Rising oil prices halt India’s bond rally
A surge in Brent oil to above $70 a barrel has stoked inflation concerns in India, since it imports about three-quarters of its oil. Earlier, an oversupply of debt from the states and poor demand from banks had weighed on investors.Updated: Apr 12, 2018 12:04 IST
The bears didn’t take long to reappear. The rally in Indian bonds barely lasted a week after Prime Minister Narendra Modi’s government pulled out all the stops to revive a market that had sold off for seven months.
Sovereign debt fell for a fourth day Wednesday as focus returned to concern that rising oil prices may once again prompt the Reserve Bank of India (RBI) to turn hawkish. The losses have wiped out most of the gains sparked by measures aimed at reducing supply and luring buyers.
“The escalation in geopolitical tensions has led to a spike in oil and that’s fuelling concerns about inflation and fears about a rate hike by the central bank,” said Harish Agarwal, a fixed-income trader at FirstRand Bank Ltd. in Mumbai.
While a surge in Brent oil to above $70 a barrel is bad news for a nation that imports about three-quarters of its oil, that’s not the only reason to explain the reversal in sentiment. Two factors that had weighed on investors before the recent rally -- an oversupply of debt from the states and poor demand from banks -- continue to linger, according to AU Small Finance Bank.

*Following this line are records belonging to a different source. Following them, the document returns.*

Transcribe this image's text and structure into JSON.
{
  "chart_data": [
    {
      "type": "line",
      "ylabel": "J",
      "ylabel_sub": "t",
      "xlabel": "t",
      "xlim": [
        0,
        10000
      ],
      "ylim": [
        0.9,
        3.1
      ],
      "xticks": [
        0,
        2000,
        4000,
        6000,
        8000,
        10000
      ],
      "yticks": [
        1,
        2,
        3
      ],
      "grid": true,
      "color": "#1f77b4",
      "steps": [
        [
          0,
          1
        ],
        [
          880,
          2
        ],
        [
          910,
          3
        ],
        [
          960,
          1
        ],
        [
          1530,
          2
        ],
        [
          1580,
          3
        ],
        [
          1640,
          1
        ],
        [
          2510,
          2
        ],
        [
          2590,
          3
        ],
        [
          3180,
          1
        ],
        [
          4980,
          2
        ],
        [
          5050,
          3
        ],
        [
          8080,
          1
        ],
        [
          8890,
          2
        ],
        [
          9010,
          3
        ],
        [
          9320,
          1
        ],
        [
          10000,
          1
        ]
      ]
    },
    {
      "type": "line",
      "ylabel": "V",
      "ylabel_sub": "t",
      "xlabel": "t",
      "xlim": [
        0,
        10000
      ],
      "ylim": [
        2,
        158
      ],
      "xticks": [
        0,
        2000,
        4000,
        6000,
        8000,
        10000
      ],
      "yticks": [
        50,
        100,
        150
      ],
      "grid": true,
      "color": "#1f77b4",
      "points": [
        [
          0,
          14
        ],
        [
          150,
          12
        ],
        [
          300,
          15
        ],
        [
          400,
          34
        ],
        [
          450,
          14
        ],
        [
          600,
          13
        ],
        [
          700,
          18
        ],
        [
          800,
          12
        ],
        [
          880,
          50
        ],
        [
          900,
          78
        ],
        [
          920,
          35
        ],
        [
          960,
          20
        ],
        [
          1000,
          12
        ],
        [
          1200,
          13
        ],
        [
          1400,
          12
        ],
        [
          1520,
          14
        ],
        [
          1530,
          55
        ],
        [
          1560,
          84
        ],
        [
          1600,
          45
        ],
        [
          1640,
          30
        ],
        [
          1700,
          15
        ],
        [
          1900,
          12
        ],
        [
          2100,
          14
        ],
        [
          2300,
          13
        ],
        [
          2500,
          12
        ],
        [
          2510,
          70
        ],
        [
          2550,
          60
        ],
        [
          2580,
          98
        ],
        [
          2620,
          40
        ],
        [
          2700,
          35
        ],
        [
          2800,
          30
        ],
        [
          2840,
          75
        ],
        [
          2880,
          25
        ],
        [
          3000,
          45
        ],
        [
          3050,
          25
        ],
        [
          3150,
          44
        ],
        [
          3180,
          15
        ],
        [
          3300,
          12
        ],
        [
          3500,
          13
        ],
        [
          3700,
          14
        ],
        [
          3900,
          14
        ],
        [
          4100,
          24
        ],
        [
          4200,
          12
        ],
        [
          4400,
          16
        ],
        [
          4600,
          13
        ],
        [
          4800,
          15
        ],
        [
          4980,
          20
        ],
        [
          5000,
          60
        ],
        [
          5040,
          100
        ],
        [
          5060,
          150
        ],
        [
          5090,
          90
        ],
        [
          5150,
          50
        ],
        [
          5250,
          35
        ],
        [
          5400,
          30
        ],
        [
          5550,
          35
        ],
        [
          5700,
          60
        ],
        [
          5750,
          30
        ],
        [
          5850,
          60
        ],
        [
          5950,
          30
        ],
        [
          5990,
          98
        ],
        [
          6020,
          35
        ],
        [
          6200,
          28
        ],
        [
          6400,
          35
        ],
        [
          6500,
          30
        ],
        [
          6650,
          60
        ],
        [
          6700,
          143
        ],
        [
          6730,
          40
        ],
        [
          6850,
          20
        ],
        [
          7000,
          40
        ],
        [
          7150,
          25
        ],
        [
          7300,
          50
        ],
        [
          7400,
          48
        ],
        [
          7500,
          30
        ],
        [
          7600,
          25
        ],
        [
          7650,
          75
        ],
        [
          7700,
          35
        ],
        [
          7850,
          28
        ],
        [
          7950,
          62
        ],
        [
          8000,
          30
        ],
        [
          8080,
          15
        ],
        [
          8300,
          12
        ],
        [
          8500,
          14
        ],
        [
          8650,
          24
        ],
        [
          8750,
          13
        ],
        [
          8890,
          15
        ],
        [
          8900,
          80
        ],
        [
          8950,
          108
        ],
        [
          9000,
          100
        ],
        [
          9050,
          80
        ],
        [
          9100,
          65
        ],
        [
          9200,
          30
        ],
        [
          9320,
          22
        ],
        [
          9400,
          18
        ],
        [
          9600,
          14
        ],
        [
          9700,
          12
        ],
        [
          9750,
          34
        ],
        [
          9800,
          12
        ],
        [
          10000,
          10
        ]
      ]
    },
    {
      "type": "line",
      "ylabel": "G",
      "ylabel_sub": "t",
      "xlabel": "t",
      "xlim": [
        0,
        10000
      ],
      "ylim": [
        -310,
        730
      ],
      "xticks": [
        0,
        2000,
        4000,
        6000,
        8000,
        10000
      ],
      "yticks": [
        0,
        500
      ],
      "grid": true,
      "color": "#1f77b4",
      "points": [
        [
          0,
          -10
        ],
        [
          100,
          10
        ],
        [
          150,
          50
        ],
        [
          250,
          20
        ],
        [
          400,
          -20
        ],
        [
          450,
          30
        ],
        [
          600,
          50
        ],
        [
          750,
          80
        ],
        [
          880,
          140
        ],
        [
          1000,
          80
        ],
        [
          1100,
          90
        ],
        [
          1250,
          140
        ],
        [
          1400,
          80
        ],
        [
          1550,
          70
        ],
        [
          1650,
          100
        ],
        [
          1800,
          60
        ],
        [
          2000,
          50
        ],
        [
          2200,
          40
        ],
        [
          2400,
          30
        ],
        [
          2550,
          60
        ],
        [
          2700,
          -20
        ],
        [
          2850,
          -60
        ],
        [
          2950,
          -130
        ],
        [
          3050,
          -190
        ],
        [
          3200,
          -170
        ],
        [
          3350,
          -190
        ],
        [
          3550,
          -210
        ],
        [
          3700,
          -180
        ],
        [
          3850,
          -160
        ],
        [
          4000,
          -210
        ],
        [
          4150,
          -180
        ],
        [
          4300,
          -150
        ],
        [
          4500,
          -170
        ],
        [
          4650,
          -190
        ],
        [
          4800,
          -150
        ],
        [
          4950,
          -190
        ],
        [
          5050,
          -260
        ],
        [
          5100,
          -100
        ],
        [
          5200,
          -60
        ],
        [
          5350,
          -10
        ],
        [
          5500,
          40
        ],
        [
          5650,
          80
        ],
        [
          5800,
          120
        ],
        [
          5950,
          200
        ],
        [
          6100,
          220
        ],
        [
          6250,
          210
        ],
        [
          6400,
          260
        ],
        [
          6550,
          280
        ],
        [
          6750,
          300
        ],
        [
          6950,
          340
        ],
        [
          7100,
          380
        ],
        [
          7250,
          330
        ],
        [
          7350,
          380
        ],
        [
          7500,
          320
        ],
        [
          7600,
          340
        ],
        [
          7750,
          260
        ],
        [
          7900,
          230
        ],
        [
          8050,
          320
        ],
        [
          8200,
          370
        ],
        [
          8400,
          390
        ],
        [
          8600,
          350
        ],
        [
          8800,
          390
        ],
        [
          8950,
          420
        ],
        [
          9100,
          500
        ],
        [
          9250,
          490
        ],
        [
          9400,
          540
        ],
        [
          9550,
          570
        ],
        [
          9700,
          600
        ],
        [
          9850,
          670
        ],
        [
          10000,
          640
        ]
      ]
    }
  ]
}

State lenders, the biggest holders of sovereign debt, were net sellers in seven of the past ten days, taking their average daily withdrawals this year to Rs 6.7 billion ($102 million), data from the Clearing Corp. of India show.
“All bets will be off if the 10-year yield closes above 7.49%,” Vijay Sharma, executive vice president for fixed-income at PNB Gilts Ltd., said before trading ended.
Benchmark yield did just that, climbing 16 basis points to 7.54% at the close. It has risen 41 basis points in four days, erasing most of 50-basis point drop in five days through April 5.